# Pur Blau oder Grün ?



## falco60V (18. September 2009)

Hi,

War schon lange nicht mehr in St Ingbert, wollte morgen mal eine Runde auf der Pur drehen.
Jetzt die Frage : ich kenne die Blaue,  wie sieht es mit der Grüne aus ?

Besser, anders.....schwerer ????

Wie ist mittlerweile die Trasse und die Schilderung ?

Gruß

Alex


----------



## gemorje (18. September 2009)

Die grüne ist länger und meiner Meinung nach schöner. 
Jetzt, wo der Bewuchs wieder etwas lichter wird, lässt die Beschilderung eigentlich nichts zu wünschen übrig.
Einzig und allein sollte man auf die Farben aufpassen.
Durch manche Brillengläser (rot bzw blau) sehen die verdächtig gleich aus.


----------



## MTB-News.de




----------



## mit-alu-heizen (19. September 2009)

Ich bin die grüne gestern mittag gefahren, und kann mich nur anschließen. Die Tour ist superschön von der Landschaft her und ein paar richtig geile Trails eingebaut. Sind auch ein paar schöne heizer-Passagen drin, also alles was des Herz begehrt.

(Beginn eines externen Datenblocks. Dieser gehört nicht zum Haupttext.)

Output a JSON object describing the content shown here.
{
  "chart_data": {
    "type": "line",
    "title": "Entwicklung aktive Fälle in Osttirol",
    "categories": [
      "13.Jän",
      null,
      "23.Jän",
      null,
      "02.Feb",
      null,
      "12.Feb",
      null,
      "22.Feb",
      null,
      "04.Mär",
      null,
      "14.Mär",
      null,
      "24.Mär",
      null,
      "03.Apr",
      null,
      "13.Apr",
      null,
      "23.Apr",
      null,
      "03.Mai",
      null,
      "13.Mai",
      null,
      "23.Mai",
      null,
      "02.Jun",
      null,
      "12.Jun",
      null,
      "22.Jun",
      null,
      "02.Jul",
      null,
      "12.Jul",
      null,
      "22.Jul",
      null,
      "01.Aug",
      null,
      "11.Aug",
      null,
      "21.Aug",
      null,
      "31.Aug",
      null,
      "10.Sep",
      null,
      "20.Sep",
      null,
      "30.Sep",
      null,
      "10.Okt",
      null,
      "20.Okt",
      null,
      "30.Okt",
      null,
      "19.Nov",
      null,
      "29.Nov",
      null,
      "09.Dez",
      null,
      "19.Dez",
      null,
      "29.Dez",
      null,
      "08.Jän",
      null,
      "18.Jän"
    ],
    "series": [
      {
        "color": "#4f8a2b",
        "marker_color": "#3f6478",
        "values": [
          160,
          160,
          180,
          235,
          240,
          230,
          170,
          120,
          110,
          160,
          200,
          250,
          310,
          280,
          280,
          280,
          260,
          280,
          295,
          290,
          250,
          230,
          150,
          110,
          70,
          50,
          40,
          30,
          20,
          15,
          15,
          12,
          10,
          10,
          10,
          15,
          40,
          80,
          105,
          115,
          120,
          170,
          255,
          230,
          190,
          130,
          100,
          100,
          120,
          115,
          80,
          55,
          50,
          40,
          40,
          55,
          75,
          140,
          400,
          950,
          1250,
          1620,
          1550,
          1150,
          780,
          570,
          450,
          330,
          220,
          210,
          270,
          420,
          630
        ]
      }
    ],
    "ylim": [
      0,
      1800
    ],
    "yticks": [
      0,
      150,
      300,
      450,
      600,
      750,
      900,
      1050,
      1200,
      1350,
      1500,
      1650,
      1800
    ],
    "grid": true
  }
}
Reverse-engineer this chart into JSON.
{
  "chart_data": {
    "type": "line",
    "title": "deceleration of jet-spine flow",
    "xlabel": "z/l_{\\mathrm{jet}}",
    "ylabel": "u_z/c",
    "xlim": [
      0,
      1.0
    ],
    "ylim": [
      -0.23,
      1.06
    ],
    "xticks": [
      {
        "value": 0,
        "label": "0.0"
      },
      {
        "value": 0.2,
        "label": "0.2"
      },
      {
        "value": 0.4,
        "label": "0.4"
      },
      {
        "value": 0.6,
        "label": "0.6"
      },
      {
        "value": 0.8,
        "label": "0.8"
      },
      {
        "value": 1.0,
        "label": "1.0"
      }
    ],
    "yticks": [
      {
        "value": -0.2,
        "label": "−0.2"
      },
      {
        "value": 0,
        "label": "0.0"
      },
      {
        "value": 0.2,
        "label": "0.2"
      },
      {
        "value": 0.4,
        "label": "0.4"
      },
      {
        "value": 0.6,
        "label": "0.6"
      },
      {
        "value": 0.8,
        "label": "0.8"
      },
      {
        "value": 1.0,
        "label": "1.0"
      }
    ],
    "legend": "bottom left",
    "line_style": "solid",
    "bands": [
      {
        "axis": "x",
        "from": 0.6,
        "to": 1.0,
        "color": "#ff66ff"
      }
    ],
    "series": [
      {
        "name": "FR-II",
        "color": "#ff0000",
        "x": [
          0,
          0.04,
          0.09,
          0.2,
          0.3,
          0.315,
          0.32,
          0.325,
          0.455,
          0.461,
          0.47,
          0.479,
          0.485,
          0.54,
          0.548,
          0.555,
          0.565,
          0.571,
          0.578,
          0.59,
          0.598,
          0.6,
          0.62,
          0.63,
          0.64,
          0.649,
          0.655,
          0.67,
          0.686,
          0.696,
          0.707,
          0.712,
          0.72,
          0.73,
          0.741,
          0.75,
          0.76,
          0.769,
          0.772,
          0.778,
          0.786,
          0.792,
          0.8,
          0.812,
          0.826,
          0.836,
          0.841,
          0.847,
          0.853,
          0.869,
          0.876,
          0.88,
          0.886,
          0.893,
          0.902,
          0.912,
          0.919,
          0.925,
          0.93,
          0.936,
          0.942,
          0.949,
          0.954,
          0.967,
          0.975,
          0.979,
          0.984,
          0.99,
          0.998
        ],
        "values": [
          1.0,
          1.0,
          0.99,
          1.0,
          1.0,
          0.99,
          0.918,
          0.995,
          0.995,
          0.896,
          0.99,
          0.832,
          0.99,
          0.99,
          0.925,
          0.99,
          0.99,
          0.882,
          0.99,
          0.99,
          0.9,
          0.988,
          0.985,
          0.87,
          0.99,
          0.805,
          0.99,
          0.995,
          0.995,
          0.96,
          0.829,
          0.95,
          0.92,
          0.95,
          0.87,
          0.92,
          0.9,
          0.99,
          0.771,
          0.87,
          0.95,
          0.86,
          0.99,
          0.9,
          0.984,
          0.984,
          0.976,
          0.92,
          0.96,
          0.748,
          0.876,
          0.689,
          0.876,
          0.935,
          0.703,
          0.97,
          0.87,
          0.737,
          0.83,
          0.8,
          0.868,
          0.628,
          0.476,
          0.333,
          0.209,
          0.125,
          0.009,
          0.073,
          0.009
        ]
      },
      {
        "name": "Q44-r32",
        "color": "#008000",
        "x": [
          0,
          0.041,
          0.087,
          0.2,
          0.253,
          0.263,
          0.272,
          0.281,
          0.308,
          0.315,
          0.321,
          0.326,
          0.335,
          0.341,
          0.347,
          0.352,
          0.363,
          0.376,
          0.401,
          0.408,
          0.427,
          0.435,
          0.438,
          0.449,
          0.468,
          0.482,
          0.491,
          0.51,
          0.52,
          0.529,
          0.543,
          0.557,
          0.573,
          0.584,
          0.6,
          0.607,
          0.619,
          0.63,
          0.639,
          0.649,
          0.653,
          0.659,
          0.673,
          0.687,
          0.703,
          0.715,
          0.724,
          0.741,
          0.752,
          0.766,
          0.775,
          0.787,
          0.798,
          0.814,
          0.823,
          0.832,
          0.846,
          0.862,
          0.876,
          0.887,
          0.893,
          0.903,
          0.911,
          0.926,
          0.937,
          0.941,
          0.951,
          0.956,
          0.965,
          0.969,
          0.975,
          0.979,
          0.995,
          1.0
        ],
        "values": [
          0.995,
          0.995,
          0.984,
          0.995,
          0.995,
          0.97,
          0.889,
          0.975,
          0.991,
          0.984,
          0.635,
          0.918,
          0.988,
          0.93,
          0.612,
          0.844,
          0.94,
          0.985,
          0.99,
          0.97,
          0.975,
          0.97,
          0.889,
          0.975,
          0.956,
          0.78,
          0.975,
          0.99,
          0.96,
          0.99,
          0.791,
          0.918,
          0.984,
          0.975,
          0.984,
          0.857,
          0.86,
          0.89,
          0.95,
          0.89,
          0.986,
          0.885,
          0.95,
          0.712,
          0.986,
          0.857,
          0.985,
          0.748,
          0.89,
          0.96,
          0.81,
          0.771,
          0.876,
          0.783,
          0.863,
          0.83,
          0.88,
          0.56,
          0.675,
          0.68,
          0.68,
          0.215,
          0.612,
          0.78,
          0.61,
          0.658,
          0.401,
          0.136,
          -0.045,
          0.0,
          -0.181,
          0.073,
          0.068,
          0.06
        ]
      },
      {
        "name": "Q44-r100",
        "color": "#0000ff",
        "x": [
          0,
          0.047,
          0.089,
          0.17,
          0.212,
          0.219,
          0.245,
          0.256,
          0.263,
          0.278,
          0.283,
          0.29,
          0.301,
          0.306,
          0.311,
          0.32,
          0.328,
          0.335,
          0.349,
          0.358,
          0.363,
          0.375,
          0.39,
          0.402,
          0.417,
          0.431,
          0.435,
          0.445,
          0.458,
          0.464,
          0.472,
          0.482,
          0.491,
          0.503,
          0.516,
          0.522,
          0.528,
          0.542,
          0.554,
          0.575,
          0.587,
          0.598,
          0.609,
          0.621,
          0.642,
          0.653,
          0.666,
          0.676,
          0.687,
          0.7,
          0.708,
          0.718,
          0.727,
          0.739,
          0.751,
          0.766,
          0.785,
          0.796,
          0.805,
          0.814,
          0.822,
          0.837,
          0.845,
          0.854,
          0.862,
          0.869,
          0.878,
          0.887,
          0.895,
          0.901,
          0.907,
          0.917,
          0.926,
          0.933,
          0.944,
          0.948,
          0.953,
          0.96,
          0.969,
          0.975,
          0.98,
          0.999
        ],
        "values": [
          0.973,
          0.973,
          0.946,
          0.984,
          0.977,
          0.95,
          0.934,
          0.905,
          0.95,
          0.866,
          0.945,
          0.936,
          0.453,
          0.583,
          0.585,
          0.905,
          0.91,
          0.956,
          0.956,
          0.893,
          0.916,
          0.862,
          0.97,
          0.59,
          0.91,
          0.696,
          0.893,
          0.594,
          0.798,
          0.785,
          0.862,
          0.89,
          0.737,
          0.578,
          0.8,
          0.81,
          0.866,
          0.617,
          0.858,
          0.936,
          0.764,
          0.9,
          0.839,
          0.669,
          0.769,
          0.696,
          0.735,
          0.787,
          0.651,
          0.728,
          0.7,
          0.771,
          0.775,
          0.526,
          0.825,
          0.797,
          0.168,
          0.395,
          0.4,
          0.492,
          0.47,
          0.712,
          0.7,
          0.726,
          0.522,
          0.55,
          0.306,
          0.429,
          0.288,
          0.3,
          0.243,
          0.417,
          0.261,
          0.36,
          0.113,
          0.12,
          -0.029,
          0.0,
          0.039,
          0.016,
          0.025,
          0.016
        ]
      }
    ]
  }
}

Ausschilderung ist top Verfahren meiner Meinung unmöglich.

VG
Marco


----------



## falco60V (20. September 2009)

Hi,

Wa gestern auf der grüne. Ich würde aber nicht behaupten dass die grüne schöner als die blaue ist. Ja Landschaftlich gibt es auf der grüne mehr Abwechslung aber ich finde dass der anteil an ST nicht so gross ist.

Schade das  die Hügeln zwichen Niederwürtzbach und St IGB nicht gut für die Streke benutzt wurden sind.
Der Sarr MTB Marathon war da doch einfallsreicher.

Die Childerung ist mittlerweile eins A und die Trails sind super fahrbar !

Wir franzosen sind nicht immer vorbildlich, aber Punkto Höflichkeit sind die Dingmater zum :kotz:
Grüsst bei euch denn keiner 

MfG

Alex


----------



## Klausoleum (20. September 2009)

War heute auch auf der Grünen unterwegs... musste feststellen dass die grünen Pfeilchen mit der Zeit blau werden 

vll nicht soo ganz Vorteilhaft und verwirrend^^ zum Glück hatte ich die GPS Daten dabei ;-) 
kann ich nur jedem empfehlen... 

Streckentechnisch schön zu fahren... aber die Verlockung war doch groß an der ein oder anderen Abbiegung, auf der die Pur über Waldautobahn ging auf einen Trail abzubiegen...

Würd fast behaupten 60/40 Trail/AB schätz ich mal einfach so...


----------



## Heggebangadd (23. September 2009)

falco60V schrieb:


> Wir franzosen sind nicht immer vorbildlich, aber Punkto Höflichkeit sind die Dingmater zum :kotz:
> Grüsst bei euch denn keiner
> 
> MfG
> ...



Bin sehr häufig in Frankreich (zwischen Spicheren, Petite Rosselle, Woustviller usw.) unterwegs. Im Gegensatz zu Deutschland grüssen mich hier die "vetetistes" fast immer, die Fussgänger springen sofort zur Seite, sobald sie mich bemerken, machen Platz, grüssen freundlich und bedanken sich auch wenn man sie auf einem schmalen Weg vorbeilässt.
Manchmal wird man an steilen Bergen sogar angefeuert.

In Deutschland grüssen ca 20% der Radfahrer zurück. Die meisten Fussgänger sind wohl der Meinung, der Wald gehört ihnen. Auch wenn man anhält, freundlich grüsst und ihnen Platz macht, kann man froh sein wenn man sich keine Beschimpfungen anhören muss:kotz:
Zurückgegrüsst wird seehr selten.


----------